7. The method for arranging the edge computing tasks of the giant low-orbit constellation serverless according to any one of claims 1 to 6, wherein the step of constructing a cold start function environment or a hot start function environment by satellites in the virtual satellite subnetwork based on the service type of the requested task comprises:

the reference satellite acquires the time delay requirement of the user request, and if the parameter of the time delay requirement is smaller than a preset time delay threshold value, the service type of the request task is determined to be time delay sensitive;

for time delay sensitive request tasks, the satellite employs a hot start function environment.

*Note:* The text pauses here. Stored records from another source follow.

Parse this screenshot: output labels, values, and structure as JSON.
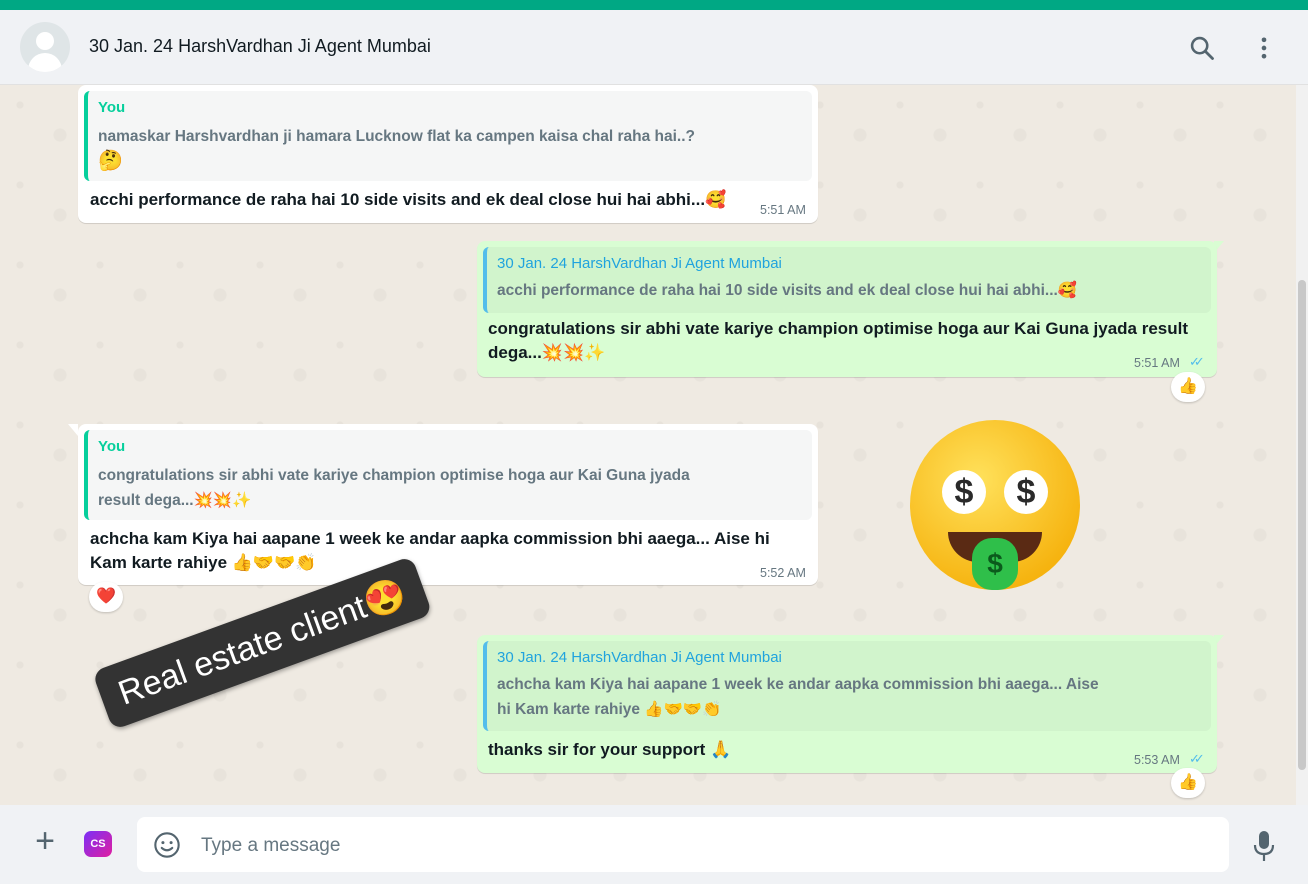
{
  "header": {
    "title": "30 Jan. 24 HarshVardhan Ji Agent Mumbai",
    "search_icon": "search-icon",
    "menu_icon": "kebab-menu-icon"
  },
  "messages": [
    {
      "direction": "incoming",
      "quote_author": "You",
      "quote_text": "namaskar Harshvardhan ji hamara Lucknow flat ka campen kaisa chal raha hai..?",
      "quote_emoji": "🤔",
      "text": "acchi performance de raha hai 10 side visits and ek deal close hui hai abhi...🥰",
      "time": "5:51 AM"
    },
    {
      "direction": "outgoing",
      "quote_author": "30 Jan. 24 HarshVardhan Ji Agent Mumbai",
      "quote_text": "acchi performance de raha hai 10 side visits and ek deal close hui hai abhi...🥰",
      "text_line1": "congratulations sir abhi vate kariye champion optimise hoga aur Kai Guna jyada result",
      "text_line2": "dega...💥💥✨",
      "time": "5:51 AM",
      "status": "read",
      "reaction": "👍"
    },
    {
      "direction": "incoming",
      "quote_author": "You",
      "quote_text_line1": "congratulations sir abhi vate kariye champion optimise hoga aur Kai Guna jyada",
      "quote_text_line2": "result dega...💥💥✨",
      "text_line1": "achcha kam Kiya hai aapane 1 week ke andar aapka commission bhi aaega... Aise hi",
      "text_line2": "Kam karte rahiye 👍🤝🤝👏",
      "time": "5:52 AM",
      "reaction": "❤️"
    },
    {
      "direction": "outgoing",
      "quote_author": "30 Jan. 24 HarshVardhan Ji Agent Mumbai",
      "quote_text_line1": "achcha kam Kiya hai aapane 1 week ke andar aapka commission bhi aaega... Aise",
      "quote_text_line2": "hi Kam karte rahiye 👍🤝🤝👏",
      "text": "thanks sir for your support 🙏",
      "time": "5:53 AM",
      "status": "read",
      "reaction": "👍"
    }
  ],
  "stickers": {
    "money_face": "money-mouth-face-sticker",
    "label": "Real estate client😍"
  },
  "composer": {
    "placeholder": "Type a message",
    "attach_icon": "plus-icon",
    "extension_label": "CS",
    "emoji_icon": "smiley-icon",
    "mic_icon": "mic-icon"
  },
  "colors": {
    "accent": "#00a884",
    "incoming_bubble": "#ffffff",
    "outgoing_bubble": "#d9fdd3",
    "read_ticks": "#53bdeb",
    "chat_background": "#efeae2"
  }
}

8. The method for arranging the edge computing tasks of the huge low orbit constellation without server according to claim 1, wherein the step of constructing a cold start function environment or a hot start function environment by satellites in the virtual satellite subnetwork based on the service type of the requested task comprises:

The reference satellite acquires the size of the computing resource required by the user request, and if the size of the computing resource required is larger than a preset resource threshold, the service type of the requested task is determined to be computationally intensive;

for computationally intensive request tasks, the satellite employs a cold start function environment.

9. The server-less edge computing task orchestration method for the giant low-orbit constellations of claim 6, wherein in computing the total cost of computing resources and the total cost of delay for each pre-selected scheme, in a formula for computing the total cost of resources and the total cost of delay based on the total cost of resources and the total cost of delay,

if the service type of the request task is time delay sensitive, the time delay cost weight is greater than the calculation cost weight;

if the service type of the requested task is computationally intensive, the computational cost weight is greater than the latency cost weight.

10. A giant low-rail constellation serverless edge computing task orchestration device, comprising a computer device comprising a processor and a memory, the memory having stored therein computer instructions for executing the computer instructions stored in the memory, the device implementing the steps implemented by the method according to any one of claims 1-9 when the computer instructions are executed by the processor.